第一眼像只可憐的小狗,笑起來又變成狡黠矜貴的貓,易青巍想。
他沒顧上鍋里的菜,李姨見他心不在焉,終于有理由自己接過手來。易青巍就只能站身后當學生,他背著李姨的目光對宋野枝招手。
“這個啊,最大的功夫是注意火候。”李姨教他。
易青巍點完頭,再抬眼,人不見了,房間門依然開著,亮起了白燈。
他抿著唇,對著滿室油煙淺淺笑了。
“李姨,那您先炒著,我出門去買點兒東西。”
李姨頭也沒回,隨口接話:“這么晚了,買啥呀,不急的話等天兒大亮了再去嘛,不然不安全。
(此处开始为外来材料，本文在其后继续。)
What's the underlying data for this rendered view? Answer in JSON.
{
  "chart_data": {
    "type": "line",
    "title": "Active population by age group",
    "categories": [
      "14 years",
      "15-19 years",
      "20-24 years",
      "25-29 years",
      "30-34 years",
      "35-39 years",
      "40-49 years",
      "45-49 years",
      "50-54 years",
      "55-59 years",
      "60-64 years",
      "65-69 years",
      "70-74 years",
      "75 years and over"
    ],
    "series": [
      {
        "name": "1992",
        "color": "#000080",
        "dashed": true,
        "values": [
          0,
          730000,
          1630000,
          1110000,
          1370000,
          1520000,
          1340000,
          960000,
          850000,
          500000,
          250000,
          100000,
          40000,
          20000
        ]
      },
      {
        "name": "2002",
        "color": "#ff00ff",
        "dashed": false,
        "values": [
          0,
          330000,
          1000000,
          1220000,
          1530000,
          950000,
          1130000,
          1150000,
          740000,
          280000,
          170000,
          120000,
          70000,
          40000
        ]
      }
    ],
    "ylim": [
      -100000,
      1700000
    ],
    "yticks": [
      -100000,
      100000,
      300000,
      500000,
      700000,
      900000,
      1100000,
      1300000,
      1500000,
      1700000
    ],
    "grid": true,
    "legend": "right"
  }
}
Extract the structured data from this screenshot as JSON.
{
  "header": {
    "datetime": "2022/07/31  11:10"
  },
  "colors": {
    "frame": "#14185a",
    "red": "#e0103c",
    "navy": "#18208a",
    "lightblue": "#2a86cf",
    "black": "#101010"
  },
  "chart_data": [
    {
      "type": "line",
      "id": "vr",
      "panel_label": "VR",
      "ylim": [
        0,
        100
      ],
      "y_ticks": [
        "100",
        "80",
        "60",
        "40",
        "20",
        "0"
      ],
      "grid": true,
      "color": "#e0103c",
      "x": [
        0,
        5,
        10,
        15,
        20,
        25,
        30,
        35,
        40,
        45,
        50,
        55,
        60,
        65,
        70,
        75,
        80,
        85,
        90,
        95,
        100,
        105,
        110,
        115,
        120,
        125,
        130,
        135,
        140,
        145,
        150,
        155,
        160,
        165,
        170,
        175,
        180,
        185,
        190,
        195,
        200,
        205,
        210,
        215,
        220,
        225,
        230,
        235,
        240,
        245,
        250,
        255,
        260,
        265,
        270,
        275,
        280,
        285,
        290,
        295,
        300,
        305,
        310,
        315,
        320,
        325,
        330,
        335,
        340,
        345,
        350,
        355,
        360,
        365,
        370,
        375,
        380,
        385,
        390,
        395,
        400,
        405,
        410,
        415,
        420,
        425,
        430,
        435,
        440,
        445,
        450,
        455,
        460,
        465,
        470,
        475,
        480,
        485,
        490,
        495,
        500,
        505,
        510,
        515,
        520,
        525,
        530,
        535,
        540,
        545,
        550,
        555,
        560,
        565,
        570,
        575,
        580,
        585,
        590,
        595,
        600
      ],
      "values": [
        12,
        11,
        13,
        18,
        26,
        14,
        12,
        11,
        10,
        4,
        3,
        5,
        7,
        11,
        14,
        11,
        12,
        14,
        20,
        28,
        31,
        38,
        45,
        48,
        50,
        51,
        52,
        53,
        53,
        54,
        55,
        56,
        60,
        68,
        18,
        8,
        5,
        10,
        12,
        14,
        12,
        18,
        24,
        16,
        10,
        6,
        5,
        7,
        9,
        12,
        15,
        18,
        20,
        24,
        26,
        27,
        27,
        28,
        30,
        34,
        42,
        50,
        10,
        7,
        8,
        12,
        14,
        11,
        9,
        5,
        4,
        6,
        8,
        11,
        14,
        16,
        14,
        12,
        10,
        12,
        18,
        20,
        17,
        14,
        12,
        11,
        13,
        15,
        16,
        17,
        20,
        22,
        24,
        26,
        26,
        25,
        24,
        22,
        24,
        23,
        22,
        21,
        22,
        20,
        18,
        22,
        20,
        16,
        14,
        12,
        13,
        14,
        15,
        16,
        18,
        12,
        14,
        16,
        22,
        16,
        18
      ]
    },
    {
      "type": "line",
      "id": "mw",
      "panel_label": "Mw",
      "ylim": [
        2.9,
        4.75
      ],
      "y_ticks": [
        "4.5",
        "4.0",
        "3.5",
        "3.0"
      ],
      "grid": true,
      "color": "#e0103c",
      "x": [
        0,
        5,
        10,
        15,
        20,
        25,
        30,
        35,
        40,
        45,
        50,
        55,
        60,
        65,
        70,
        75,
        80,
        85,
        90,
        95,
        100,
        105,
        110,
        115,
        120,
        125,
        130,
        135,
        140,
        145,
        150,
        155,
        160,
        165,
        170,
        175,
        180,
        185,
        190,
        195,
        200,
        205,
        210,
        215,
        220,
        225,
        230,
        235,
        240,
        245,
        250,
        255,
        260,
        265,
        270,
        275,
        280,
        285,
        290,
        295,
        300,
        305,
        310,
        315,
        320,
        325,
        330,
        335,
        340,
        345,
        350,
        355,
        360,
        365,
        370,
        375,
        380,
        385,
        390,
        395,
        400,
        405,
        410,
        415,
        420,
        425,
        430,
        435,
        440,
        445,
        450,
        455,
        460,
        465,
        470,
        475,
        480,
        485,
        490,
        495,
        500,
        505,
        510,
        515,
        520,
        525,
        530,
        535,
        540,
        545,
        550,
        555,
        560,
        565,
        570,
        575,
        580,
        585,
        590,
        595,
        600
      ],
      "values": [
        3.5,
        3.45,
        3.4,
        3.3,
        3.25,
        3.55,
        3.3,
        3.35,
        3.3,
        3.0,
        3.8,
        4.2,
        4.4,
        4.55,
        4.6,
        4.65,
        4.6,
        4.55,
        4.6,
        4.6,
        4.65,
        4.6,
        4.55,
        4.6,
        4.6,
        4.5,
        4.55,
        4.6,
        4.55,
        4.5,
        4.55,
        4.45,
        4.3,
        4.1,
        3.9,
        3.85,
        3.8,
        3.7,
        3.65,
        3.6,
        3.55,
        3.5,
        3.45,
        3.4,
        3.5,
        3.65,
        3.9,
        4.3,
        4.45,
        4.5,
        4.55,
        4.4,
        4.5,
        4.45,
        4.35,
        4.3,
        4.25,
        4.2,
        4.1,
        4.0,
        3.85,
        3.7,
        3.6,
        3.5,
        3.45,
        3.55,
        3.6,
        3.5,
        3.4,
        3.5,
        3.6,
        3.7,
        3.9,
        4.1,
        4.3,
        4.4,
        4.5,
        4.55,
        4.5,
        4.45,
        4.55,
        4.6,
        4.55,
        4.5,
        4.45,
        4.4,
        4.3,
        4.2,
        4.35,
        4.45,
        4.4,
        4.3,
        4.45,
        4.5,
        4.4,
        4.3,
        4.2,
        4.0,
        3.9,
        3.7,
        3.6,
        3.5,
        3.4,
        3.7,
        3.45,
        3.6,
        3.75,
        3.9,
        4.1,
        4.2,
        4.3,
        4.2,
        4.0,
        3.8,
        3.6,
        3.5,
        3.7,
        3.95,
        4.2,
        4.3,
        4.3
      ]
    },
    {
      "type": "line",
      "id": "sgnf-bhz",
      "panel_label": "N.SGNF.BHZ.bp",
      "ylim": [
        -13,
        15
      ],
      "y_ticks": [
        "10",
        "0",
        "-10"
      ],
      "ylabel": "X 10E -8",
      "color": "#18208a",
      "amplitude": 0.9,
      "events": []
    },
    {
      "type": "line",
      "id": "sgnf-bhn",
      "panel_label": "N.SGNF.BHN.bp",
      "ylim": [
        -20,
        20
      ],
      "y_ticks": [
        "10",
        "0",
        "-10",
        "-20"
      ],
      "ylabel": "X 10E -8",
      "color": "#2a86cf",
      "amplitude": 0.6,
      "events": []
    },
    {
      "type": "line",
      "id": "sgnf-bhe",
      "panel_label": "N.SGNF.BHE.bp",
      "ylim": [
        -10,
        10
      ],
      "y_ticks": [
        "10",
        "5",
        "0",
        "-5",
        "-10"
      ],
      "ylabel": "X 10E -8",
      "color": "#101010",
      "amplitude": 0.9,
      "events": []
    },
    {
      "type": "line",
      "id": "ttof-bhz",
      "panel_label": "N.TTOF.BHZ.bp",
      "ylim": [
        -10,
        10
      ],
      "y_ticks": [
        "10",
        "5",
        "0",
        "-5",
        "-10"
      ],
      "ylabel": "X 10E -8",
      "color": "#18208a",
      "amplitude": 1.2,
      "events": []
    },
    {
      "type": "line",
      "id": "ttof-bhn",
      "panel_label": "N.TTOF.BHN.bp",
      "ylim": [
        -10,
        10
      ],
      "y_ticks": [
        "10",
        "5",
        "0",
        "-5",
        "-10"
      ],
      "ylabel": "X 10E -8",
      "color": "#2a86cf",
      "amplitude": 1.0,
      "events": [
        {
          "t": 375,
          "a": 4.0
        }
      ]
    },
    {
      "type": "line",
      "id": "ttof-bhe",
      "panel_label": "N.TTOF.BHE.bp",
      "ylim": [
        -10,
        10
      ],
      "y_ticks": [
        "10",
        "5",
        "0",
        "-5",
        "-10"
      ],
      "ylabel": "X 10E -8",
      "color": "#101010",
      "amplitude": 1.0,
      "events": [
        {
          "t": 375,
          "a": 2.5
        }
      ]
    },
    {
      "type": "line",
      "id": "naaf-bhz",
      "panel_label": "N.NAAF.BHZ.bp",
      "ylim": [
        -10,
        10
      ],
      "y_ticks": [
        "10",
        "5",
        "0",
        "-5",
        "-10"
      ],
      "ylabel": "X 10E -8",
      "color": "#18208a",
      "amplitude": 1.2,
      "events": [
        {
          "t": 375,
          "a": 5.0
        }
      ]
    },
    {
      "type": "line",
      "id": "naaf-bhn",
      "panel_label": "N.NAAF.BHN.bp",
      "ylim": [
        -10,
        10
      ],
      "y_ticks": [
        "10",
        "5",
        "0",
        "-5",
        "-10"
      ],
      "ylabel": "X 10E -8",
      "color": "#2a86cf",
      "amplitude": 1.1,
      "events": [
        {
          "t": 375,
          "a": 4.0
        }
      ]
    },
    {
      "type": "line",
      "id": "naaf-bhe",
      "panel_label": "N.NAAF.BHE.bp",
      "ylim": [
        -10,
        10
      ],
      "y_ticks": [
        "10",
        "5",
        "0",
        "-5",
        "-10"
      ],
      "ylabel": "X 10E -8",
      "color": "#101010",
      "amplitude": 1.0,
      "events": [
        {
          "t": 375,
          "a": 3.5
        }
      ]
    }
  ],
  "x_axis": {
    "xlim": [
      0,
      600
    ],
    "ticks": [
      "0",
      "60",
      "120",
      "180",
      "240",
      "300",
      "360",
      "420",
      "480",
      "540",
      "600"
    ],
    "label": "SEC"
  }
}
”
“小玩意兒,但今晚得用。”易青巍已經在換鞋了,他說,“您做好了早點兒回去,我回來就吃。”
今年李姨的小兒子得高考,她就不在易家住了。在學校門口租了房就近照顧孩子起居,跟當年她家大姑娘高考時的做法一樣。
“行嘞。”李姨說,“那小巍早點兒回啊,飯菜涼了對胃不好。”
易青巍走時,鎖是用鑰匙擰上的,沒有聲響。不過是多此一舉,他哪怕是砸門,此刻的宋野枝也難察覺半分。
房間陽臺的落地窗沒關,衣柜門大開著,風闖進來,橫在柜中的鐵管上僅剩幾個衣架,正悠悠揚揚地擺。
宋野枝捧一疊齊整的衣服呆站著,對著其中一件隨風晃蕩的白襯衣發愣。
普普通通一件白襯衣,實在不稀奇。可當胸前那團口紅印轉到宋野枝眼睛里來時,他有些想哭。
明明該笑的。
小叔好幼稚。
但它以安靜,孤獨的姿態掛在這里六七年,而他一無所知。
只粗略想想,就很可憐。
宋野枝盯著它看了很久,把手里的衣服擺到下層去放好。站起身來,解了身上的浴袍,換上它——這件在1996年王行赫婚禮上,不慎沾了自己口紅,然后被易青巍脫下,藏存到2003年的白襯衣。
一顆一顆紐扣系緊,他向窗邊的穿衣鏡走去。
一瞟眼,又瞥到一個眼熟的舊東西。
他將紫色小熊養護得過分好了,當年的深紫變成淺紫,不知被洗過多少遍。丑,也丑得神采奕奕。
宋野枝甚至沒來得及靠近它,淚就淌了出來。
眼睛很干,他不適合再哭。
人類感情那么復雜,表達方式卻很匱乏。
除了淚與笑,他還能怎么做呢,還有什么能比這兩種表情更明確呢。